Ask: *does the name point at structure the witness actually requires?* A refusal
should be readable as "this value violates *clause X* of *witness W*."
- `ParseFailed` describes the *mechanism* (a parser), not the *law* → **bad**.
- `NonMonotonicTimestamps` describes a violated XES obligation → **good**.
---
## Refusal vs. loss
Admission refusal (`Refusal<R, W>`) says *this value may not cross the boundary
at all*. The loss law (see [`LOSS_POLICY.md`](LOSS_POLICY.md)) handles a softer
case: the value *can* cross, but only by **discarding** some evidence. That, too,
is refusable — under `LossPolicy::RefuseLoss`, a projection that would drop
structure returns a **named** reason (e.g. `FlatteningLoss`) instead of losing it
silently. Same discipline, different boundary: never an anonymous "no", never a
secret "yes".
---
## Named reasons in `src/admission.rs`
The `Admit` trait in `src/admission.rs` defines the `Reason` associated type and
`Refusal<R, W>` struct. The module enforces:
1. `Refusal<R, W>` is a first-class struct, not an alias for `String` or `Box<dyn Error>`.
2. The `R` type parameter must name a **specific named law** as its variants.

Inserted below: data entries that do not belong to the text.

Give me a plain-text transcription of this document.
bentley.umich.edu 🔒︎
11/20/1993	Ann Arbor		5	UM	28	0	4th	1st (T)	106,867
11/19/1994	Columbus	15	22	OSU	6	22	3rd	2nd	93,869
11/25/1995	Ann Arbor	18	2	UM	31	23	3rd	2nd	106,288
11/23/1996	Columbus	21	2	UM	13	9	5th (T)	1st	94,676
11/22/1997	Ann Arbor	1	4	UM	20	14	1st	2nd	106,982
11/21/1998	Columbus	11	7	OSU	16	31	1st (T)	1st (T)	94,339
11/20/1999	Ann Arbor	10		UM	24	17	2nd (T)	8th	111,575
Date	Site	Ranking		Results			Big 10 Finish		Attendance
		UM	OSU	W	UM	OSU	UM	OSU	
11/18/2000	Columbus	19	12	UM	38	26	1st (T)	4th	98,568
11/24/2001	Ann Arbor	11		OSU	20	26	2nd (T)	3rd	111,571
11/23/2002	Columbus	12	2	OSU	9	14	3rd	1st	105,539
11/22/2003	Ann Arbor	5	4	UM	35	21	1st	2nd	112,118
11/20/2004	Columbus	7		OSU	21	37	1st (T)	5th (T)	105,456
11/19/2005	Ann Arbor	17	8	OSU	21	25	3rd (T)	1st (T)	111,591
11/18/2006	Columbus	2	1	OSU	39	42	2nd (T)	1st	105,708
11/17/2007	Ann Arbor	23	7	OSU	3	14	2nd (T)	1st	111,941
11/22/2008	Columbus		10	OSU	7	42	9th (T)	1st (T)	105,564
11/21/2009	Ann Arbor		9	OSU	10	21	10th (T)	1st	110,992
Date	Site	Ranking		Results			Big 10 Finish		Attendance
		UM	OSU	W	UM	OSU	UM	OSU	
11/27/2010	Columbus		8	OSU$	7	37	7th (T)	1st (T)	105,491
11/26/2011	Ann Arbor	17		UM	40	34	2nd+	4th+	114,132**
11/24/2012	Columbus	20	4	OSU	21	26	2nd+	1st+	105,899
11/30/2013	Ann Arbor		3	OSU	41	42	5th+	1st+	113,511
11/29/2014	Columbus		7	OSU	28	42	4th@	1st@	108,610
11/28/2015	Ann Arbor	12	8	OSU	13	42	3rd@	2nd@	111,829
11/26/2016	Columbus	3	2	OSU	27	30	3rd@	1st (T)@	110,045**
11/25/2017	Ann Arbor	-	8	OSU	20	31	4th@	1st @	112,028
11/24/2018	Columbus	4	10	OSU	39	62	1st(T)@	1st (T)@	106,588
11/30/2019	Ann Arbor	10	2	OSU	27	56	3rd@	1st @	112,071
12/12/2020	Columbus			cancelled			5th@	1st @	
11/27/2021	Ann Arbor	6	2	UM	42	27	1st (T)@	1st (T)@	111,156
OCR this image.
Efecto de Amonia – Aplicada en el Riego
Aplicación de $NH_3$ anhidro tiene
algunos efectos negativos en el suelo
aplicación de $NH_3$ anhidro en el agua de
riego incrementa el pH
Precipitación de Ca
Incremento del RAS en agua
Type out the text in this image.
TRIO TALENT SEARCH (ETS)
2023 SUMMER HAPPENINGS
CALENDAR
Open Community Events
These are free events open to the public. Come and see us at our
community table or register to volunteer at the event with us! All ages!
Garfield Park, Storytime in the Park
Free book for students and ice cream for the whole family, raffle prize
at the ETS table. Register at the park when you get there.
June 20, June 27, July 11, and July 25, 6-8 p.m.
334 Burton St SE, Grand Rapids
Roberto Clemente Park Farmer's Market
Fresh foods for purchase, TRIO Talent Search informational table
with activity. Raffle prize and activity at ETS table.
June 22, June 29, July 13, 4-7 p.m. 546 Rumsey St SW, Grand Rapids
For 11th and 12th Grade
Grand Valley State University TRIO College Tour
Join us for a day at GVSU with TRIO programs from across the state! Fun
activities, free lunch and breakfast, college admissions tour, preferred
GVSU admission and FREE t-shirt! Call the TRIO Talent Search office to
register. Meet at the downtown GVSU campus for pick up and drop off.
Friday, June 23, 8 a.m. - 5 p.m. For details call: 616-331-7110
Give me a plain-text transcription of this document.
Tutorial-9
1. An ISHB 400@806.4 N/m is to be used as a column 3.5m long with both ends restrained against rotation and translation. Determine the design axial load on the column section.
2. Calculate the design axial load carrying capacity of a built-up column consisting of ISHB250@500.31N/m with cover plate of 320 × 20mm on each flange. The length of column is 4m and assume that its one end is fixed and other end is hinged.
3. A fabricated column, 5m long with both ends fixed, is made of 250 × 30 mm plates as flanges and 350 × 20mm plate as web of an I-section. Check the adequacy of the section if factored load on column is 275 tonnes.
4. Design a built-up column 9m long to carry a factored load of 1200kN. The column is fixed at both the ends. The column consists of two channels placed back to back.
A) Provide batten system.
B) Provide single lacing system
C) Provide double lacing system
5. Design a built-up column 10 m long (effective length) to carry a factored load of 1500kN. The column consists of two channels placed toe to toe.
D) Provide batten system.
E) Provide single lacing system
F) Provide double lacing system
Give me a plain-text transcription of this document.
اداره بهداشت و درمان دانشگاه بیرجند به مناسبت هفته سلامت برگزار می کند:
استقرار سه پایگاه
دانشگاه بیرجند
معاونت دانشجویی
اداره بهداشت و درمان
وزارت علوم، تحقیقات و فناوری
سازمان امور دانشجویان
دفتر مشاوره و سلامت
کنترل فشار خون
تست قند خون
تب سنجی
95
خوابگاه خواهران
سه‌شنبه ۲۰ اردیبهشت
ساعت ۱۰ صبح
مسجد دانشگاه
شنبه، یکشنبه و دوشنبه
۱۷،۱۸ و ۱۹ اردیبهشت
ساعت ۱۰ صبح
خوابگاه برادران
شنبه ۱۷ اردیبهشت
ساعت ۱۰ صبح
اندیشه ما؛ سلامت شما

3. `Refusal::new(reason)` is the only constructor — it accepts the `R` value directly.
4. `Display` for `Refusal<R, W>` formats as `"Refusal: <reason>"` — the witness `W`
is zero-sized `PhantomData` and carries no display value.
### Named reason examples used across the codebase
| OCEL 2.0 | `DanglingEventObjectLink` | An event references a non-existent object |
| OCEL 2.0 | `UnqualifiedObjectRelation` | E2O relation lacks its qualifier |
| OCEL 2.0 | `DuplicateObjectId` | Two objects share an identifier |
| WF-net | `MissingFinalMarking` | No reachable final marking |
| WF-net | `UnsoundWfNet` | Soundness criterion violated |
| WF-net | `DeadTransition` | A transition can never fire |
| XES | `MissingConceptName` | Event lacks `concept:name` |
| XES | `NonMonotonicTimestamps` | `time:timestamp` not ordered within a trace |
| Loss | `FlatteningLoss` | Object-centric links dropped without policy |
| POWL | `CyclicPartialOrder` | Partial order is not acyclic |
| POWL | `DanglingOperatorChild` | Operator references a missing child |
### The compile-fail receipt
`tests/ui/compile_fail/refusal_without_named_law.rs` proves this at the type level:
a `Refusal` that uses a catch-all reason type (not a specific named enum variant)
fails to compile. This is the trybuild proof that the law is sealed.
---
## The diagnostic that enforces this
`CompatDiagnostic::MissingRefusalPath` names the meta-law: *every serious surface
must offer a refusal path with a specific named reason.* A boundary that can only
ever say "yes" — or that says "no" with `InvalidInput` — fails this diagnostic and
is not considered a well-formed compat surface.